You won't believe it but before looking at this comment I managed to solve it too the exact same way xD. For me it was a little different because I built the matching cudnn version on arch but that way it worked. It's also fine to use cudnn 8.9 with cuda 12 as thats what im using now and on another system I'm using cudnn 8.6 with cuda 11 now and it works there too so the only problem is basically the major version update to 9.x for cudnn which cant be supported as jax cannot support it. Also got that hint from a recent reply from today on my issue on the jax github and for the pointers i already have Symlinks in place and bashrc prepared so it works with any environment out of the box but thank you very much for sharing this and I hope anyone who stumbles upon this issue will see our comments and either of those approaches will work for them too. Have a nice time running the code. I hope it wont take too long cause it wants to do like a million steps and starts at 40,000 :D

NonsansWD commented 1 month ago

Thank you for your comments @Alescontrela @NonsansWD. I managed to solve the problem on my end, but I'm not sure if the solution will apply to you. It's worth giving a try. I set up the environment as I mention above. If you run pip show jaxlib you should get an output specifying "Version: 0.4.13+cuda11.cudnn86". I was installing cudnn incorrectly. I had to replace /usr/local/cuda/ with a different path (I needed to install on a supercloud and within a conda environment). If you're installing this locally, the following should resolve the issue.

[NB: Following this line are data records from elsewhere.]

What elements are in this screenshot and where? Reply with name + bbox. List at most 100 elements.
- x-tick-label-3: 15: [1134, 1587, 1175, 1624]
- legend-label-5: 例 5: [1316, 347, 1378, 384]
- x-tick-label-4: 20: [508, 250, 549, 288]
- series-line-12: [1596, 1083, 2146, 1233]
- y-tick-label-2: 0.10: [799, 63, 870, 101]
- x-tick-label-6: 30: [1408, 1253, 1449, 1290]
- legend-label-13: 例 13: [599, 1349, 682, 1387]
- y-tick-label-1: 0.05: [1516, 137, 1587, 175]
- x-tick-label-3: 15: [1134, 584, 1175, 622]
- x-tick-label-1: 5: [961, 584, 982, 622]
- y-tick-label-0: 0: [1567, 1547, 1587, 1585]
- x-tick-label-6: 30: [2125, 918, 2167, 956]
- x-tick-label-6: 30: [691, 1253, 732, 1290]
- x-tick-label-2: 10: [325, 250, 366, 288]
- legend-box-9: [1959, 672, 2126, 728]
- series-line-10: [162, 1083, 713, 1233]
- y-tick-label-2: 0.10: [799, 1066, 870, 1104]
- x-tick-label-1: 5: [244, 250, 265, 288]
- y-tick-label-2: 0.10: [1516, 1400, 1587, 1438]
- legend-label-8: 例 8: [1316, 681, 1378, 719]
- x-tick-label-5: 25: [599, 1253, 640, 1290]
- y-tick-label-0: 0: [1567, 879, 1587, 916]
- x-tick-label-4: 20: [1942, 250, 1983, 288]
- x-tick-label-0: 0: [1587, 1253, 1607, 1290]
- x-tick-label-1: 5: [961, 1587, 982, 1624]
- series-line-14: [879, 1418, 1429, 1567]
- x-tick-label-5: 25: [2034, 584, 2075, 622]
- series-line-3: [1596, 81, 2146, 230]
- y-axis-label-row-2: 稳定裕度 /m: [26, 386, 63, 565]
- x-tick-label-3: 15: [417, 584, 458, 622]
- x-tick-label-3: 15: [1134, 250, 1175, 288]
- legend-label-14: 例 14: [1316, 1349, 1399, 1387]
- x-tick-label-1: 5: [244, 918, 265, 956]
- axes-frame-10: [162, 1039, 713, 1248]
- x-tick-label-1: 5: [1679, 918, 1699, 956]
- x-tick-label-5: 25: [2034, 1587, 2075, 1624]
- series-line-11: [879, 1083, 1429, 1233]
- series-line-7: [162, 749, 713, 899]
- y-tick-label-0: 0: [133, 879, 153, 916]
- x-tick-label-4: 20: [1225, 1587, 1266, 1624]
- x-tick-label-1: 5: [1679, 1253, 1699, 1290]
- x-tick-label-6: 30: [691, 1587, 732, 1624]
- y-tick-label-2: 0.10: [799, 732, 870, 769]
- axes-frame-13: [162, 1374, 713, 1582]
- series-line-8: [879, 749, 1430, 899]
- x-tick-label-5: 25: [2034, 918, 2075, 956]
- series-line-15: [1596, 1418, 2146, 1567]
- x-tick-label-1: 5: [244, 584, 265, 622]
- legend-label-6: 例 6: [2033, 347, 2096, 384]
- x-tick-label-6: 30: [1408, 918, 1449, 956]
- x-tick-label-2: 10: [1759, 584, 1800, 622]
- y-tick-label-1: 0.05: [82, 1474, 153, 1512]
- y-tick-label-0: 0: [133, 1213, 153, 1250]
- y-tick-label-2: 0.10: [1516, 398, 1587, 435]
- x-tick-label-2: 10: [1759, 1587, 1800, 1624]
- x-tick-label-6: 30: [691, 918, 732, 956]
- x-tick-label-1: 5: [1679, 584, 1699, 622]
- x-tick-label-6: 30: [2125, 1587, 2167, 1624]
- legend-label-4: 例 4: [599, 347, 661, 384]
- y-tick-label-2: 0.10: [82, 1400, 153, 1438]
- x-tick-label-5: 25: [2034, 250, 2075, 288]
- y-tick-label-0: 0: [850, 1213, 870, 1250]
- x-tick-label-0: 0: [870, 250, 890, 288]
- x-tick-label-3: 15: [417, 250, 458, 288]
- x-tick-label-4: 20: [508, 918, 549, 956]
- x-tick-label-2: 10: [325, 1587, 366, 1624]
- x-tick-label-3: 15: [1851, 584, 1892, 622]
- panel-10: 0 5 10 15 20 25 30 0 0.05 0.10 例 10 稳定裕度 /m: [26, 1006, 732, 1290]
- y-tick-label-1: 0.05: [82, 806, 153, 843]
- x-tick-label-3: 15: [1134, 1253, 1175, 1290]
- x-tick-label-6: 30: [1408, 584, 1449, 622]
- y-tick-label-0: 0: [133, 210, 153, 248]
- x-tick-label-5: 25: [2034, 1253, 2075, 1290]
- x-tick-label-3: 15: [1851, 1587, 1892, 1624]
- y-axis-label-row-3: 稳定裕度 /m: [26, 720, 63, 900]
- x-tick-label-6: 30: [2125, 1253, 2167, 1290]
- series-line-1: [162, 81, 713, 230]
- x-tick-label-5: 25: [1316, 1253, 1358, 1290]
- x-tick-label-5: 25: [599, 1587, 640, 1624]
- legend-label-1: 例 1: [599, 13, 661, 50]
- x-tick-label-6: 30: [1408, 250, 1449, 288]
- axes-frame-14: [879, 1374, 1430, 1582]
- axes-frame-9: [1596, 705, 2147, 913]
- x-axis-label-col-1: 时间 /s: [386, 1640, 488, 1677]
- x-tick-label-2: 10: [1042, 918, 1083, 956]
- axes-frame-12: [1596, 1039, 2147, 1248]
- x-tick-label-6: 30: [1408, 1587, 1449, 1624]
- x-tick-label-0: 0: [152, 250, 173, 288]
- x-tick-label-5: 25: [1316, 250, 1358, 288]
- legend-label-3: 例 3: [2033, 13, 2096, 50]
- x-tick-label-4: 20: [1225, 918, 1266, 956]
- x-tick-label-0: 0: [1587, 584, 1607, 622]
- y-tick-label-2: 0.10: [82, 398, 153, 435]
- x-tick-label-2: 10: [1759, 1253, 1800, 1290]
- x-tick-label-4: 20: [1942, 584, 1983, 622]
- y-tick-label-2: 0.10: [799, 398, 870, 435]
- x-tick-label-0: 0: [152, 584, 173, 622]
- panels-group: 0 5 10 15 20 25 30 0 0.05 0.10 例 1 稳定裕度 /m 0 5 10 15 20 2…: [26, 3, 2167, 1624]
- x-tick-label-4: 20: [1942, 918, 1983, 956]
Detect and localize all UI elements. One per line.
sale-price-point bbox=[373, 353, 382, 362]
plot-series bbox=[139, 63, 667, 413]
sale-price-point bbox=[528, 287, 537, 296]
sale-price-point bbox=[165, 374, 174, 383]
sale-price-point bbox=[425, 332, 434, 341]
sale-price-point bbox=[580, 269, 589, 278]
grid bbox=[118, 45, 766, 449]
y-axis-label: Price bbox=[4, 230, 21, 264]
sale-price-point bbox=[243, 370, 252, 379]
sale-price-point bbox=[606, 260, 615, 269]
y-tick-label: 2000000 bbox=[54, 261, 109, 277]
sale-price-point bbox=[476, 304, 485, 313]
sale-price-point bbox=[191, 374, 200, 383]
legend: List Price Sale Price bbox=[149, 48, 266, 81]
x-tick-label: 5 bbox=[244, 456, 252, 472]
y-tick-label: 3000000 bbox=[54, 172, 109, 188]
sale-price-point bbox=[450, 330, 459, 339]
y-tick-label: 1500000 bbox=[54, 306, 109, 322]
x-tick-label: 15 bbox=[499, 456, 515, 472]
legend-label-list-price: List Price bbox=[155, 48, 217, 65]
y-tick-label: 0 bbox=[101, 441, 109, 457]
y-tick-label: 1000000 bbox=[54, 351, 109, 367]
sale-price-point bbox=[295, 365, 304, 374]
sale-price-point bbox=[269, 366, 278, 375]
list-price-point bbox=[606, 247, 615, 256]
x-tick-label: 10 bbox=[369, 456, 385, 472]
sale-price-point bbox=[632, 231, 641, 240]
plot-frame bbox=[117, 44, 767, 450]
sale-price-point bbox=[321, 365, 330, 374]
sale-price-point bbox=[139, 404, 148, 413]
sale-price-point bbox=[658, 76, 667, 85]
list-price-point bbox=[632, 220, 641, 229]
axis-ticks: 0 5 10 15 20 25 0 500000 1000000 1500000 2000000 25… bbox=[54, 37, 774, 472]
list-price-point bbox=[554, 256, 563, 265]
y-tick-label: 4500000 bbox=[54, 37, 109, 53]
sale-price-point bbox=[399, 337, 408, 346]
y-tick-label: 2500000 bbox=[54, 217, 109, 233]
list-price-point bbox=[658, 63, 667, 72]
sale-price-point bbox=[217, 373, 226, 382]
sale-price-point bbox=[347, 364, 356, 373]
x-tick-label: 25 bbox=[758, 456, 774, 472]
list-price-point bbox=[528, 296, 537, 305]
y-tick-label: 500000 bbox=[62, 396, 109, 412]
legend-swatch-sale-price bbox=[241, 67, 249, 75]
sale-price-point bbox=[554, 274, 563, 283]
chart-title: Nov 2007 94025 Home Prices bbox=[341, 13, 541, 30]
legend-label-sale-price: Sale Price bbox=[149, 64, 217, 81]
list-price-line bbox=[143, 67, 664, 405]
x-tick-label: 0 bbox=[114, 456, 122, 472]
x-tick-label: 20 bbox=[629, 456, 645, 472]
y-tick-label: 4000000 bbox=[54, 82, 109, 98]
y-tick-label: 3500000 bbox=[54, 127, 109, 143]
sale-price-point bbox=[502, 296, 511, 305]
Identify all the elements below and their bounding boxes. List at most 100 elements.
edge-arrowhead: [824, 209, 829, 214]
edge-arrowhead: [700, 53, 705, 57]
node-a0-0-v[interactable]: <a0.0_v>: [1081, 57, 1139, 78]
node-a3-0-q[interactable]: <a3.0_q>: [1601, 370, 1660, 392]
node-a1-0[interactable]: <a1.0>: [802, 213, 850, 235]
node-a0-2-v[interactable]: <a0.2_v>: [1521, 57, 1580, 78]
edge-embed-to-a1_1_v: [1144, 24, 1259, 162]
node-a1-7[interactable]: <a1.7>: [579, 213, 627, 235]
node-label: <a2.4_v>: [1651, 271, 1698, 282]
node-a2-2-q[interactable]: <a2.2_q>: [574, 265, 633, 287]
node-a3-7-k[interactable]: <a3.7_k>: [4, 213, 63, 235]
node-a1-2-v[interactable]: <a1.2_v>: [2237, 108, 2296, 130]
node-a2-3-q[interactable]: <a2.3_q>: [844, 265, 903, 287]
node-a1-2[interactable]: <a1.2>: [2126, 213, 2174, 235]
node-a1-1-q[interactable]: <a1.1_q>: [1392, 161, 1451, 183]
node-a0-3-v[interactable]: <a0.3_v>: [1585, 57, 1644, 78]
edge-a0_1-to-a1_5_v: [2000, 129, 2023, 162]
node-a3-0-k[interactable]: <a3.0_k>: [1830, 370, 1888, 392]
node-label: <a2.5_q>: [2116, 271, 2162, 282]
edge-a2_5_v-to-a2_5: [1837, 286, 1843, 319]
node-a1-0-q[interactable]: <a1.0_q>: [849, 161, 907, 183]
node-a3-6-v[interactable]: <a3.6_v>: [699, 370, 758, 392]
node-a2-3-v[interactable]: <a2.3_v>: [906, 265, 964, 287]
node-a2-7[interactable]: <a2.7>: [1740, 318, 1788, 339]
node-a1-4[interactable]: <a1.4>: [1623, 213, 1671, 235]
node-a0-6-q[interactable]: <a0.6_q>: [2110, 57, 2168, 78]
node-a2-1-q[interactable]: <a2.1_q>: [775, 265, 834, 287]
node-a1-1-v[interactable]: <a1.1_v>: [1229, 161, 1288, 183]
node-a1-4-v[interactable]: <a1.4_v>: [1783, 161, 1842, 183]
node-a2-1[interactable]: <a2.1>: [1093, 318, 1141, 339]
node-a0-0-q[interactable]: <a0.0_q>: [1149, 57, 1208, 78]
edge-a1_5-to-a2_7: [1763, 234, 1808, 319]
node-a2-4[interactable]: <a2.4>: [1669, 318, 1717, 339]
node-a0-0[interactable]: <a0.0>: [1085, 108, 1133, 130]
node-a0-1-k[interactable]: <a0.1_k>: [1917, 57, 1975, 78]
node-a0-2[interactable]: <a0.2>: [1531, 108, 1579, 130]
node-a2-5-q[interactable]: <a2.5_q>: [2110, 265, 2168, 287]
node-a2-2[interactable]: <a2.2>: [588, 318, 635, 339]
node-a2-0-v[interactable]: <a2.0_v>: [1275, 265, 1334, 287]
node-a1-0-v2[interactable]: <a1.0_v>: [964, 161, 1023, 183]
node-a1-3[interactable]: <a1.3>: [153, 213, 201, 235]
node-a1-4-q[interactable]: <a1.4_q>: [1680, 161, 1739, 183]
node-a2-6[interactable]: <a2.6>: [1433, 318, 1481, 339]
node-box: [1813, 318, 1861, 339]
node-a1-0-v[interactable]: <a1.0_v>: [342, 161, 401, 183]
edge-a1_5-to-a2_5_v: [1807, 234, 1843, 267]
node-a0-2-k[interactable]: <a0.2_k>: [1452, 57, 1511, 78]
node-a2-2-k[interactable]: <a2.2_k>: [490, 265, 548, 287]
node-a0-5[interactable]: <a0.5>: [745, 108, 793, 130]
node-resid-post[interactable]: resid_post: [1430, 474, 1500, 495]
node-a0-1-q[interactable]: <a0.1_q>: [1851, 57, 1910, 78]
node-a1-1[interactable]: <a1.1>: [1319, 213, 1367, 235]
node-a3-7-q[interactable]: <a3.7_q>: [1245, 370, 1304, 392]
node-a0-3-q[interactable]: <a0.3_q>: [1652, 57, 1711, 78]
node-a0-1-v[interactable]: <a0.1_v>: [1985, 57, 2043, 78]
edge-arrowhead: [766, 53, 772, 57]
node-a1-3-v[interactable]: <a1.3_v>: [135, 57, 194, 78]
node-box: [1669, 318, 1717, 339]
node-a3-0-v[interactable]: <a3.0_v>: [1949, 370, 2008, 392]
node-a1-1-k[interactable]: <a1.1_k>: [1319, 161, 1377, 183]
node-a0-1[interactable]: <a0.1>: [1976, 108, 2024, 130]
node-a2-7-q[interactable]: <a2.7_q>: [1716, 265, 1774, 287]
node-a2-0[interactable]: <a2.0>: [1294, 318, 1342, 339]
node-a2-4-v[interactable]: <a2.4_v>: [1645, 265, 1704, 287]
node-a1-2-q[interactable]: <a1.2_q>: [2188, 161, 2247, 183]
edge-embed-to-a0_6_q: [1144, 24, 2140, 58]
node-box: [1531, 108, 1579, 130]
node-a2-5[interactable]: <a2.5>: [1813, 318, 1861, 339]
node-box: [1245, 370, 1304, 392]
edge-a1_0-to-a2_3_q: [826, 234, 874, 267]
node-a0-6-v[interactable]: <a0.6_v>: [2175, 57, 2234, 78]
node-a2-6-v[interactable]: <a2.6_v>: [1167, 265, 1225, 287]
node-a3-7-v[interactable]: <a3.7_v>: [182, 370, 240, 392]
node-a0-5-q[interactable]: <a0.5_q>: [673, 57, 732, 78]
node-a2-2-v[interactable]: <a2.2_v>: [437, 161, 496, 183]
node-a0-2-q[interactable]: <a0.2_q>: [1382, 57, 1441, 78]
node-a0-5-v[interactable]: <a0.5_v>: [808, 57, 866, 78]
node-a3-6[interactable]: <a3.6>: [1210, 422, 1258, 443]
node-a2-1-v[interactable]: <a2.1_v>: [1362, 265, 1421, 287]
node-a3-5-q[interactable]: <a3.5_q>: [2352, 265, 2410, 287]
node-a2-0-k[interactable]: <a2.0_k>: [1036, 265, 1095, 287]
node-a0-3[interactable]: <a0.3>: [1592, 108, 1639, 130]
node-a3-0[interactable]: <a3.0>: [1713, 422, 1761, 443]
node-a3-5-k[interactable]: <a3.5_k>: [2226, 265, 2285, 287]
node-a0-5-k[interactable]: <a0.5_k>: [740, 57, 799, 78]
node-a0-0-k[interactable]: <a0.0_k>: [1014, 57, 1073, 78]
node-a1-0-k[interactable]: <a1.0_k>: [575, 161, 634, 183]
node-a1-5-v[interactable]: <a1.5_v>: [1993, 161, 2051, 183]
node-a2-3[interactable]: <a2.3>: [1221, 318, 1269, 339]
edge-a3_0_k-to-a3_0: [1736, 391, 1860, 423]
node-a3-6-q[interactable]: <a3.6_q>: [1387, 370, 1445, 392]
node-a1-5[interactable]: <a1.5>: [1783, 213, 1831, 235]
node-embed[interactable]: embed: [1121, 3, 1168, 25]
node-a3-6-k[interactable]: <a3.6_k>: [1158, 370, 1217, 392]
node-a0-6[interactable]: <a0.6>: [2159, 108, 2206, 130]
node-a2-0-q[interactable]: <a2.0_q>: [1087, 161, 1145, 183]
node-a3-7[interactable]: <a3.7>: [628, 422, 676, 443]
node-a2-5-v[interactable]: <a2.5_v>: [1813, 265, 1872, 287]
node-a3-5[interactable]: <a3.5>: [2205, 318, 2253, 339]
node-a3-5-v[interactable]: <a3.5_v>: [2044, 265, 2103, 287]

If you want to install it within a conda environment, you can identify your cuda path using which nvcc. The output will be something like your_cuda_path/some_conda_environment/bin/nvcc. So you would replace /usr/local/cuda/ with your_cuda_path/some_conda_environment.

Then export the path to the conda environment to your LD_LIBRARY_PATH. I hope that helps!

@Benjamin-So Quick question tho, Since i fixed it it constantly ran and after 5 days i got to like 380k do you experience something similar or is it signifcantly faster for you? Its still way faster than doing it on cpu but it still takes a long time. Also are the loss curves and images also as bad as mine as described in my recently posted issue?